Soft rock’s poet laureate returned with one of his strongest sets yet, with the coldwave chill that arrived on Ken (2017) now getting right into his bones. His lyrics are surrealism of the kind André Breton originally intended for the movement back in 1924, “an absolute reality, a super-reality”: bizarre imagery that nevertheless feels true to life, and in thrall to it. Humanity, for example, is “a room of pit ponies / Drowning forever in a sea of love”. 

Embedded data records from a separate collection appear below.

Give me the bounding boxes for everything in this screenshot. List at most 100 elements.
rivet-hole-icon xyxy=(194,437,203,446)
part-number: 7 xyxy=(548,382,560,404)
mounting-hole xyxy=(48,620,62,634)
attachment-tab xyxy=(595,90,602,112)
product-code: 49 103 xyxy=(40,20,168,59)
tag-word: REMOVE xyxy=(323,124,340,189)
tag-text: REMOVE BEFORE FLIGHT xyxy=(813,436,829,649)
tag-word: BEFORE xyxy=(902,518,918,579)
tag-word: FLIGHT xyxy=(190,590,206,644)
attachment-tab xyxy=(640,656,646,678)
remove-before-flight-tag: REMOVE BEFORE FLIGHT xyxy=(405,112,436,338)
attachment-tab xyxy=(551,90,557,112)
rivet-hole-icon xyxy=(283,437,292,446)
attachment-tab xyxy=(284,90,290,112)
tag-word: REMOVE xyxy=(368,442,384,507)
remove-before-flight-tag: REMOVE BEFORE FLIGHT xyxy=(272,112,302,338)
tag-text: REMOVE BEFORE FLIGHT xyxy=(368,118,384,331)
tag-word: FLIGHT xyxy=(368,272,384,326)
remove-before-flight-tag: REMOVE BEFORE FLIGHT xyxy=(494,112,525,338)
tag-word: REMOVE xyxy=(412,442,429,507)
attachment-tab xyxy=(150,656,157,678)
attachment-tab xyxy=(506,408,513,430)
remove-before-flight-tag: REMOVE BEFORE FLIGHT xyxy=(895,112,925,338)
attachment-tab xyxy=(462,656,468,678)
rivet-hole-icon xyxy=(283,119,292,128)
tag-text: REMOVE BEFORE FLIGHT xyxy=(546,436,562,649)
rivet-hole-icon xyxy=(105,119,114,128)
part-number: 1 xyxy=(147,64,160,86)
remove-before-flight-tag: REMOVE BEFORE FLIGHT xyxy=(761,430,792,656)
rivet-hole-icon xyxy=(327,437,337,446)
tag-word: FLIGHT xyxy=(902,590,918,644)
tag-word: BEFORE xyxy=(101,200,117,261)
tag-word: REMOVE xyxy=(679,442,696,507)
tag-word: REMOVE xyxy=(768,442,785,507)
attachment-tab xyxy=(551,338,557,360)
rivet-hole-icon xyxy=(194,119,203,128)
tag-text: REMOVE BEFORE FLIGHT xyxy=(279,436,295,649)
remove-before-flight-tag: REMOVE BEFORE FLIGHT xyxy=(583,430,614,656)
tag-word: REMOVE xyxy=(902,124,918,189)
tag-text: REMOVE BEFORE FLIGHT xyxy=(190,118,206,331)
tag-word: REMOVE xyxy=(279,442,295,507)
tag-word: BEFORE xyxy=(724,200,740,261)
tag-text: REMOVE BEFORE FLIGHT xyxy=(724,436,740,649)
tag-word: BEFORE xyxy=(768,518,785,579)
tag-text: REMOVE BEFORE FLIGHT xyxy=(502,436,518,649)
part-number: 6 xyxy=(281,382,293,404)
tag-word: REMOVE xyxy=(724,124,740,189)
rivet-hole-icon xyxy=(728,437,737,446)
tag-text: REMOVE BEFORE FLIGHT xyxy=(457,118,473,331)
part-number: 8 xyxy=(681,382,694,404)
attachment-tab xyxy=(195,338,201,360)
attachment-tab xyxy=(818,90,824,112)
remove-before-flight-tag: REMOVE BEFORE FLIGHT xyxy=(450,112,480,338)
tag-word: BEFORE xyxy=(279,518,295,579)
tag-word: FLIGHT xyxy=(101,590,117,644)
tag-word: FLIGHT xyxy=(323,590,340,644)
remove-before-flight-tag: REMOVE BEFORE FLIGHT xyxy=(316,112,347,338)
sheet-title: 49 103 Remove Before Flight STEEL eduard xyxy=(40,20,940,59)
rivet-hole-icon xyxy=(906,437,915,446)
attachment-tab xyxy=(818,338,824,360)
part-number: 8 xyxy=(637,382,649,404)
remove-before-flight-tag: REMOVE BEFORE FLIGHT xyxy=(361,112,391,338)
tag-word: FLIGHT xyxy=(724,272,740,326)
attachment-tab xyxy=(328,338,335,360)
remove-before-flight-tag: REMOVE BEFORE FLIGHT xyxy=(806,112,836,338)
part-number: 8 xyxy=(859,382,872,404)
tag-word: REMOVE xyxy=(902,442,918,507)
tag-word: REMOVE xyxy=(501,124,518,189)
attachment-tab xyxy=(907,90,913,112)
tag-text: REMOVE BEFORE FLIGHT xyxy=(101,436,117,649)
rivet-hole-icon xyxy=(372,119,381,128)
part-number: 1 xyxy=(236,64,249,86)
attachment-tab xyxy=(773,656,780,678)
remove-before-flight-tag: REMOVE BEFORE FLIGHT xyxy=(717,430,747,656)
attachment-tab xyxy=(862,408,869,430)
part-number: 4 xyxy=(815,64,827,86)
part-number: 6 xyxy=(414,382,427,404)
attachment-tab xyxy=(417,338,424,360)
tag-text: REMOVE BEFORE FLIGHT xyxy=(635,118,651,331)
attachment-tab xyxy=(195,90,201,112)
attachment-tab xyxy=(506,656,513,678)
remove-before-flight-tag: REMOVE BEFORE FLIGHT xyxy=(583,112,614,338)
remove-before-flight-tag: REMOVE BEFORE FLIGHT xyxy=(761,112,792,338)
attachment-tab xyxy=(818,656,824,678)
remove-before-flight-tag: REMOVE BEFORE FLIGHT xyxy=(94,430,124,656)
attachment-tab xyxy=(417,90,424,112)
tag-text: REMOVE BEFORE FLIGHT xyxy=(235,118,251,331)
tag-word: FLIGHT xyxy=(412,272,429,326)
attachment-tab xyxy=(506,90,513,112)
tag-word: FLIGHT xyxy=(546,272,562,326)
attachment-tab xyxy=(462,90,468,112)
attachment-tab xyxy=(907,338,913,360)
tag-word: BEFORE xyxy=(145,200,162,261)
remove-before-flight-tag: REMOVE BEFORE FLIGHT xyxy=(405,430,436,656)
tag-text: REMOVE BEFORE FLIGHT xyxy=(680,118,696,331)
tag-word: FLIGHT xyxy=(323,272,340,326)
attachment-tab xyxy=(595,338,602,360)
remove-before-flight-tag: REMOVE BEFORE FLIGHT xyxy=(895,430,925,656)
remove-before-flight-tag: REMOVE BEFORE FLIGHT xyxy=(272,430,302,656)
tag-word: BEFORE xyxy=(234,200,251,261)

Well, this is a peculiar one and no mistake.  The music is kinda fine - maybe a bit too laid back for my liking, but it would probably work well (for me, at least) with some London Grammar-ish type vocals over it.  But instead we get - well, this.  I get the feeling Dan Bejar is very keen for me to compare him to Bowie, so I'll keep him partially happy by saying he really sounds like someone who wants to be compared to Bowie.  And you may, as The Guardian does, think the lyrics are something André Breton would be happy with or you may, as I do, think they're just a bit odd.  I probably like a bit of quirk more than most, but it can get a bit too much - and this most certainly does for me.  Let's just take the first verse from the first song as an example 


I was like the laziest river
A vulture predisposed to eating off floors
No wait, I take that back
I was more like an ocean
Stuck inside hospital corridors


and it very much continues in that vein.  According to Wikipedia, the album was inspired by 1980s films including White Nights and Pretty in Pink, the minimalism of 1980s hip hop, the soundtracks of Korean horror movies, the five-hour director's cut of Until The End Of The World (no, me neither) and Leonard Cohen's last albums.  And if any of that shines through for you, then you're a more perceptive listener than me.  I wouldn't describe listening to this album as an unpleasant experience - but I wouldn't give it the pleasure of describing it as pleasant either.  Just altogether odd - and it most definitely does not have a cool album cover.